Posted by: greg greene | Apr 29, 2005 6:38:07 AM

Nice comparison of the "peak" oil folks to Y2K. There is a lot of truth in that. WaPo is correct too that low refining margins is likely the real reason US reinvestment in refining capacity.

There are two things that the Bush admin could do that would immediately impact world oil prices. MMS could begin to lay out the lease areas of the 1002 area in Alaska and fund a 3-D seismic survey for winter 2005-2006. Secondly, he could persuade the new Gov. of Iraq to drop out of OPEC and open up the oil frontier in Iraq to western companies more along the lines of the Canada/US model instead of the state owned oil company model.

Supply/demand for crude is VERY tight right now, which is driving the risk premium. Saudi Arabia was the swing producer with 2-3 million barrels of reserved capacity. That excess reserve is going to China and India right now.

It was the construction of the Alaska pipeline and the 2 million barrels of crude from Prudhoe that broke the back of OPEC. The markets are NOT factoring in additional supplies from Alaska or Iraq. Just announcing such programs would make the risk premium evaporate.

But then folks like you and the Democrats would have a cow over such intelligent moves.

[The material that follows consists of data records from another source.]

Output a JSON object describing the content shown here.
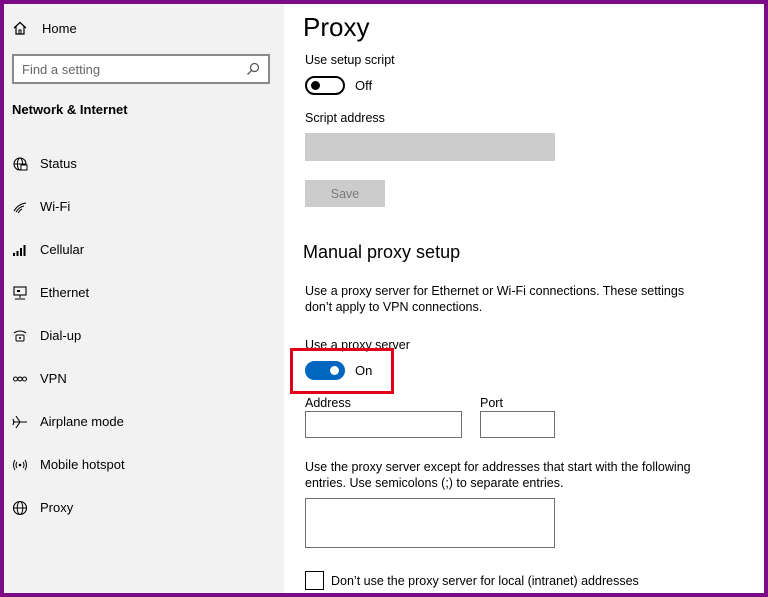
{
  "sidebar": {
    "home_label": "Home",
    "search_placeholder": "Find a setting",
    "section_title": "Network & Internet",
    "items": [
      {
        "label": "Status",
        "icon": "status-globe-icon"
      },
      {
        "label": "Wi-Fi",
        "icon": "wifi-icon"
      },
      {
        "label": "Cellular",
        "icon": "cellular-icon"
      },
      {
        "label": "Ethernet",
        "icon": "ethernet-icon"
      },
      {
        "label": "Dial-up",
        "icon": "dialup-icon"
      },
      {
        "label": "VPN",
        "icon": "vpn-icon"
      },
      {
        "label": "Airplane mode",
        "icon": "airplane-icon"
      },
      {
        "label": "Mobile hotspot",
        "icon": "hotspot-icon"
      },
      {
        "label": "Proxy",
        "icon": "globe-icon"
      }
    ]
  },
  "main": {
    "title": "Proxy",
    "setup_script": {
      "label": "Use setup script",
      "state": "Off",
      "enabled": false
    },
    "script_address": {
      "label": "Script address",
      "value": ""
    },
    "save_label": "Save",
    "manual": {
      "title": "Manual proxy setup",
      "description": "Use a proxy server for Ethernet or Wi-Fi connections. These settings don’t apply to VPN connections.",
      "use_proxy_label": "Use a proxy server",
      "use_proxy_state": "On",
      "use_proxy_enabled": true,
      "address_label": "Address",
      "address_value": "",
      "port_label": "Port",
      "port_value": "",
      "exceptions_description": "Use the proxy server except for addresses that start with the following entries. Use semicolons (;) to separate entries.",
      "exceptions_value": "",
      "local_bypass_label": "Don’t use the proxy server for local (intranet) addresses",
      "local_bypass_checked": false
    }
  },
  "colors": {
    "frame": "#7b0a86",
    "accent": "#0067c0",
    "highlight": "#e0001a",
    "sidebar_bg": "#f2f2f2"
  }
}
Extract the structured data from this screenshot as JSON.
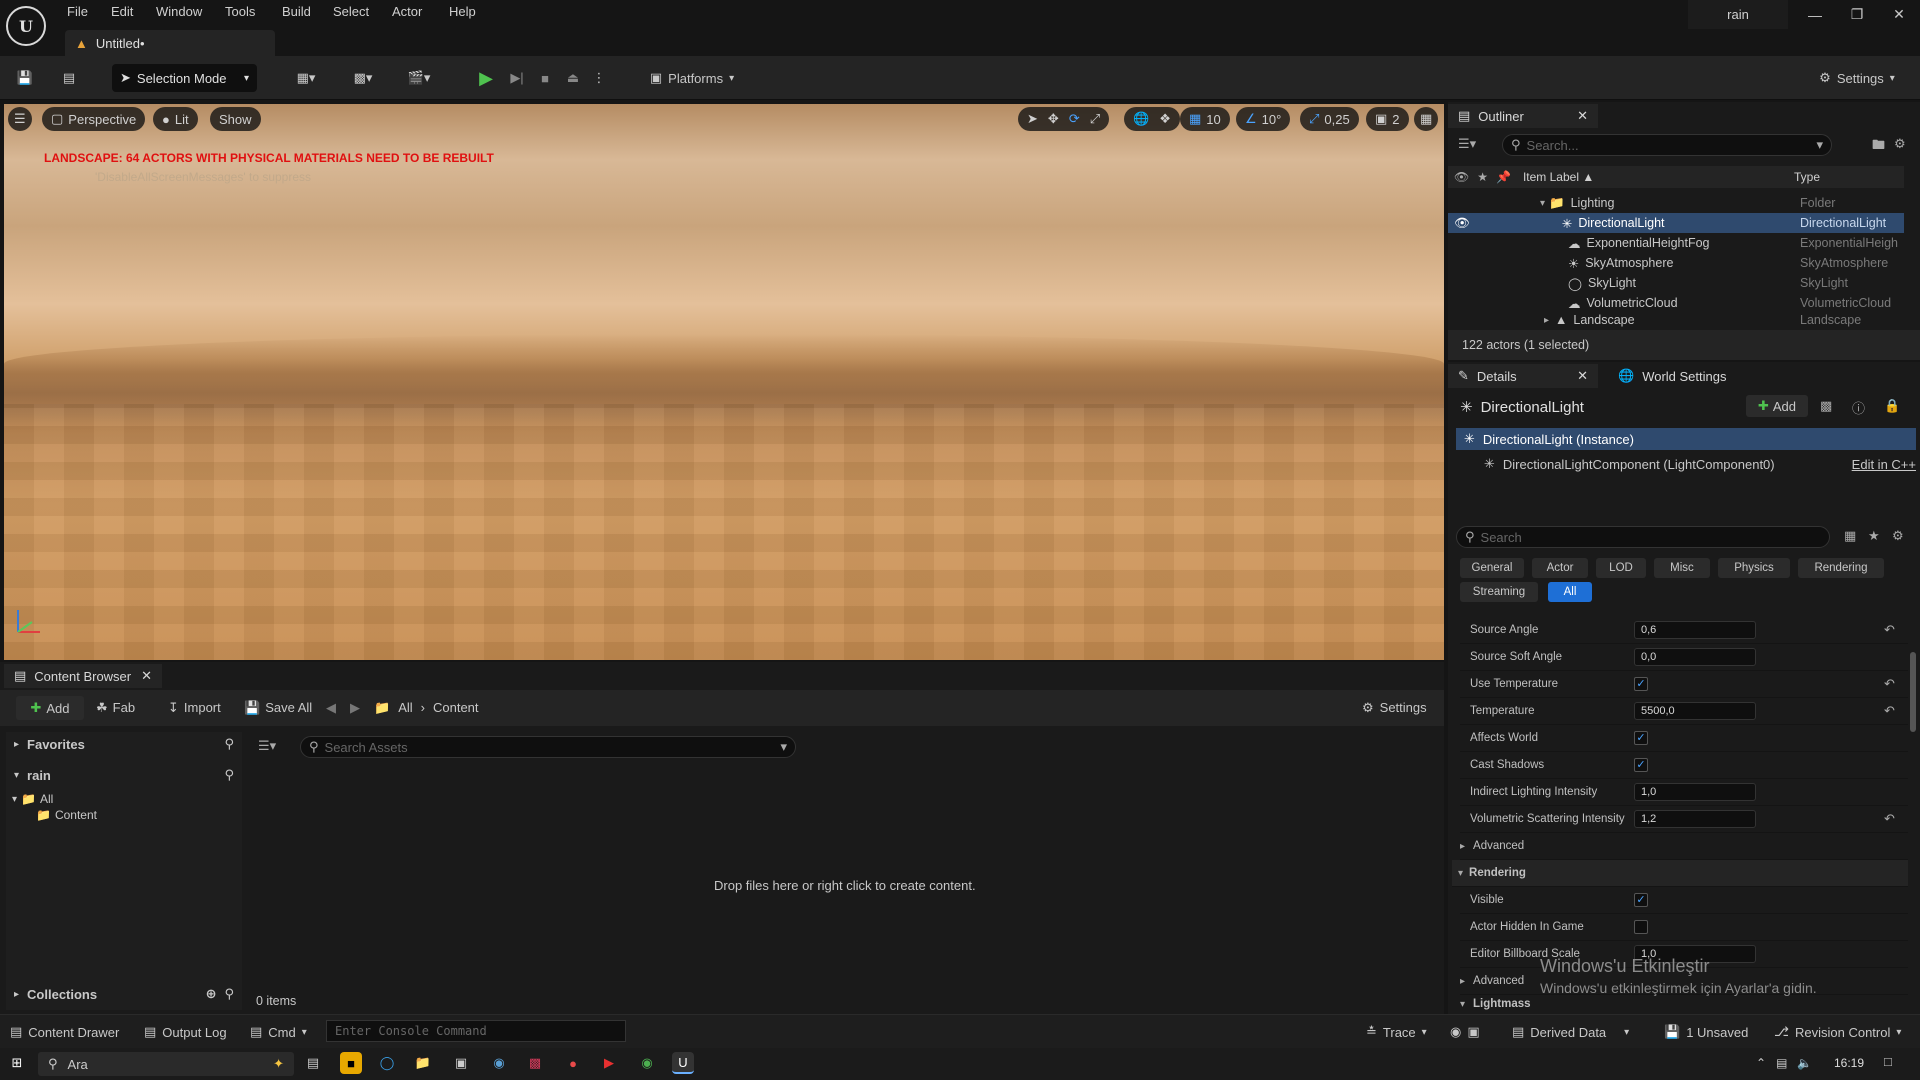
{
  "menu": {
    "items": [
      "File",
      "Edit",
      "Window",
      "Tools",
      "Build",
      "Select",
      "Actor",
      "Help"
    ]
  },
  "document_tab": {
    "title": "Untitled•"
  },
  "project_name": "rain",
  "toolbar": {
    "selection_mode": "Selection Mode",
    "platforms": "Platforms",
    "settings": "Settings"
  },
  "viewport": {
    "perspective": "Perspective",
    "lit": "Lit",
    "show": "Show",
    "grid_snap": "10",
    "rot_snap": "10°",
    "scale_snap": "0,25",
    "camera_speed": "2",
    "warning": "LANDSCAPE: 64 ACTORS WITH PHYSICAL MATERIALS NEED TO BE REBUILT",
    "suppress_hint": "'DisableAllScreenMessages' to suppress"
  },
  "outliner": {
    "tab": "Outliner",
    "search_placeholder": "Search...",
    "col_label": "Item Label ▲",
    "col_type": "Type",
    "rows": [
      {
        "label": "Lighting",
        "type": "Folder"
      },
      {
        "label": "DirectionalLight",
        "type": "DirectionalLight"
      },
      {
        "label": "ExponentialHeightFog",
        "type": "ExponentialHeigh"
      },
      {
        "label": "SkyAtmosphere",
        "type": "SkyAtmosphere"
      },
      {
        "label": "SkyLight",
        "type": "SkyLight"
      },
      {
        "label": "VolumetricCloud",
        "type": "VolumetricCloud"
      },
      {
        "label": "Landscape",
        "type": "Landscape"
      }
    ],
    "status": "122 actors (1 selected)"
  },
  "details": {
    "tab": "Details",
    "world_settings_tab": "World Settings",
    "actor_name": "DirectionalLight",
    "add": "Add",
    "instance": "DirectionalLight (Instance)",
    "component": "DirectionalLightComponent (LightComponent0)",
    "edit_cpp": "Edit in C++",
    "search_placeholder": "Search",
    "filters": [
      "General",
      "Actor",
      "LOD",
      "Misc",
      "Physics",
      "Rendering",
      "Streaming",
      "All"
    ],
    "props": [
      {
        "label": "Source Angle",
        "value": "0,6",
        "reset": true
      },
      {
        "label": "Source Soft Angle",
        "value": "0,0",
        "reset": false
      },
      {
        "label": "Use Temperature",
        "check": true,
        "reset": true
      },
      {
        "label": "Temperature",
        "value": "5500,0",
        "reset": true
      },
      {
        "label": "Affects World",
        "check": true,
        "reset": false
      },
      {
        "label": "Cast Shadows",
        "check": true,
        "reset": false
      },
      {
        "label": "Indirect Lighting Intensity",
        "value": "1,0",
        "reset": false
      },
      {
        "label": "Volumetric Scattering Intensity",
        "value": "1,2",
        "reset": true
      }
    ],
    "advanced": "Advanced",
    "rendering": "Rendering",
    "render_props": [
      {
        "label": "Visible",
        "check": true
      },
      {
        "label": "Actor Hidden In Game",
        "check": false
      },
      {
        "label": "Editor Billboard Scale",
        "value": "1,0"
      }
    ],
    "advanced2": "Advanced",
    "lightmass": "Lightmass"
  },
  "content_browser": {
    "tab": "Content Browser",
    "add": "Add",
    "fab": "Fab",
    "import": "Import",
    "save_all": "Save All",
    "crumb_all": "All",
    "crumb_content": "Content",
    "settings": "Settings",
    "favorites": "Favorites",
    "project": "rain",
    "tree_all": "All",
    "tree_content": "Content",
    "search_placeholder": "Search Assets",
    "empty_msg": "Drop files here or right click to create content.",
    "collections": "Collections",
    "items_count": "0 items"
  },
  "statusbar": {
    "content_drawer": "Content Drawer",
    "output_log": "Output Log",
    "cmd": "Cmd",
    "console_placeholder": "Enter Console Command",
    "trace": "Trace",
    "derived_data": "Derived Data",
    "unsaved": "1 Unsaved",
    "revision": "Revision Control"
  },
  "windows": {
    "watermark_title": "Windows'u Etkinleştir",
    "watermark_sub": "Windows'u etkinleştirmek için Ayarlar'a gidin.",
    "search": "Ara",
    "clock": "16:19"
  }
}
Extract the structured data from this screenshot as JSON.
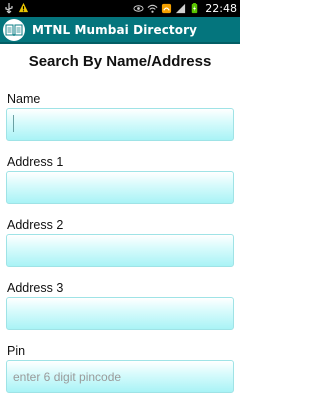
{
  "status_bar": {
    "time": "22:48",
    "icons": [
      "usb-icon",
      "warning-icon",
      "eye-icon",
      "wifi-icon",
      "notification-icon",
      "signal-icon",
      "battery-icon"
    ]
  },
  "action_bar": {
    "title": "MTNL Mumbai Directory",
    "icon": "phone-book-icon"
  },
  "form": {
    "title": "Search By Name/Address",
    "fields": [
      {
        "label": "Name",
        "value": "",
        "placeholder": ""
      },
      {
        "label": "Address 1",
        "value": "",
        "placeholder": ""
      },
      {
        "label": "Address 2",
        "value": "",
        "placeholder": ""
      },
      {
        "label": "Address 3",
        "value": "",
        "placeholder": ""
      },
      {
        "label": "Pin",
        "value": "",
        "placeholder": "enter 6 digit pincode"
      }
    ]
  },
  "colors": {
    "action_bar": "#04757d",
    "input_gradient_end": "#a9f3f6"
  }
}
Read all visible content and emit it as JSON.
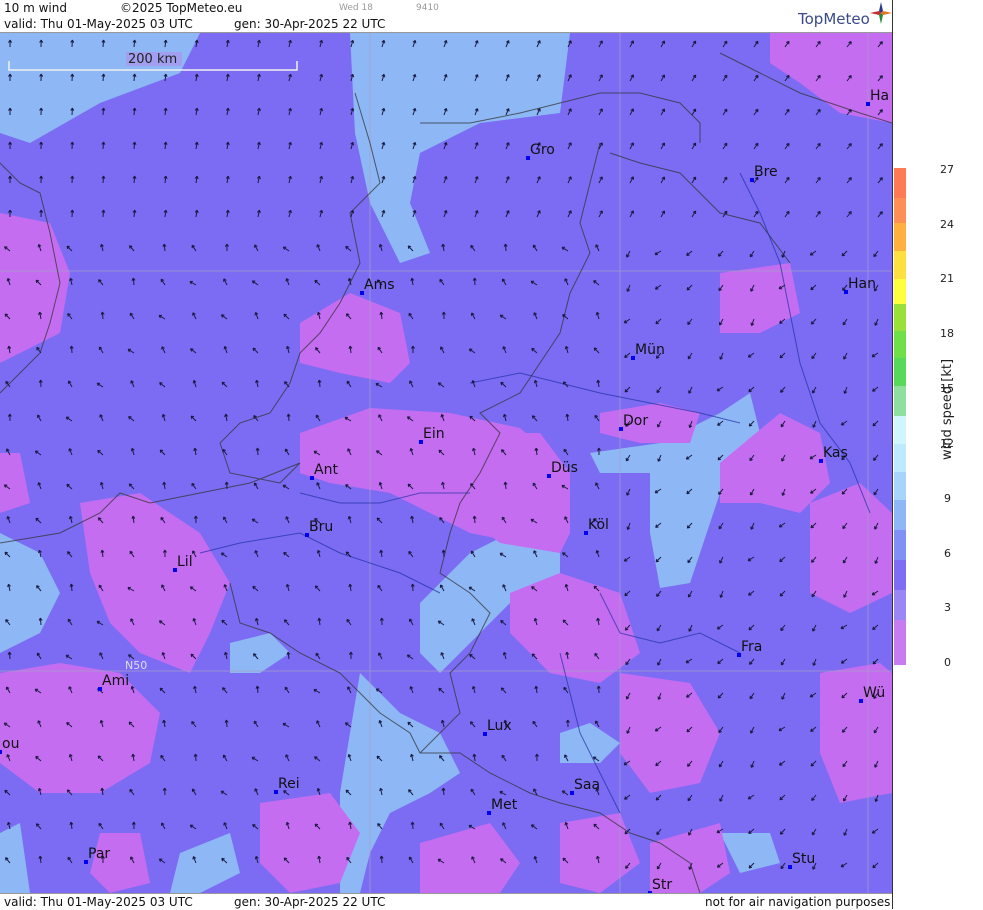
{
  "header": {
    "product": "10 m wind",
    "copyright": "©2025 TopMeteo.eu",
    "faint1": "Wed 18",
    "faint2": "9410",
    "valid": "valid:  Thu  01-May-2025  03 UTC",
    "gen": "gen: 30-Apr-2025 22 UTC"
  },
  "footer": {
    "valid": "valid:  Thu  01-May-2025  03 UTC",
    "gen": "gen: 30-Apr-2025 22 UTC",
    "disclaimer": "not for air navigation purposes"
  },
  "brand": "TopMeteo",
  "scale_bar": "200 km",
  "lat_label": "N50",
  "legend": {
    "title": "wind  speed  [kt]",
    "ticks": [
      "27",
      "24",
      "21",
      "18",
      "15",
      "12",
      "9",
      "6",
      "3",
      "0"
    ],
    "colors": [
      "#c77cf0",
      "#9a86f5",
      "#7f6ef5",
      "#8fb6f5",
      "#bfe9ff",
      "#d0f5ff",
      "#59d95a",
      "#9be03a",
      "#ffff40",
      "#ffb040",
      "#ff7a55"
    ]
  },
  "map_colors": {
    "base": "#7b6cf3",
    "purple": "#c46df0",
    "light": "#8db8f5"
  },
  "cities": [
    {
      "label": "Gro"
    },
    {
      "label": "Bre"
    },
    {
      "label": "Ha"
    },
    {
      "label": "Ams"
    },
    {
      "label": "Han"
    },
    {
      "label": "Mün"
    },
    {
      "label": "Dor"
    },
    {
      "label": "Ein"
    },
    {
      "label": "Ant"
    },
    {
      "label": "Düs"
    },
    {
      "label": "Kas"
    },
    {
      "label": "Bru"
    },
    {
      "label": "Köl"
    },
    {
      "label": "Lil"
    },
    {
      "label": "Fra"
    },
    {
      "label": "Ami"
    },
    {
      "label": "Wü"
    },
    {
      "label": "Lux"
    },
    {
      "label": "ou"
    },
    {
      "label": "Rei"
    },
    {
      "label": "Saa"
    },
    {
      "label": "Met"
    },
    {
      "label": "Par"
    },
    {
      "label": "Stu"
    },
    {
      "label": "Str"
    }
  ]
}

Posted by: Alberto | Apr 29, 2005 7:08:43 AM

>>The markets are NOT factoring in additional supplies from Alaska or Iraq. Just announcing such programs would make the risk premium evaporate.<<

That's because even if the administration took your proposed course of action, it will be years (at best) before any of that oil makes it to market. Oil companies are not investing in Iraq because it is entirely too dangerous, not because anybody (any government, that is) is keeping them out. The oil market is reacting to supply and demand now, not to what might happen in five to ten years.

Posted by: Roy Smith | Apr 29, 2005 8:24:48 AM

We can bioengineer [corn] so we can double and triple it's yeild. Why not ethanol?

No we can't.

There is no corn on the market now that has been engineered to have its yield increased. RR corn increases yield by eliminating competition from weeds, and Cry9C-type strains reduce pest losses.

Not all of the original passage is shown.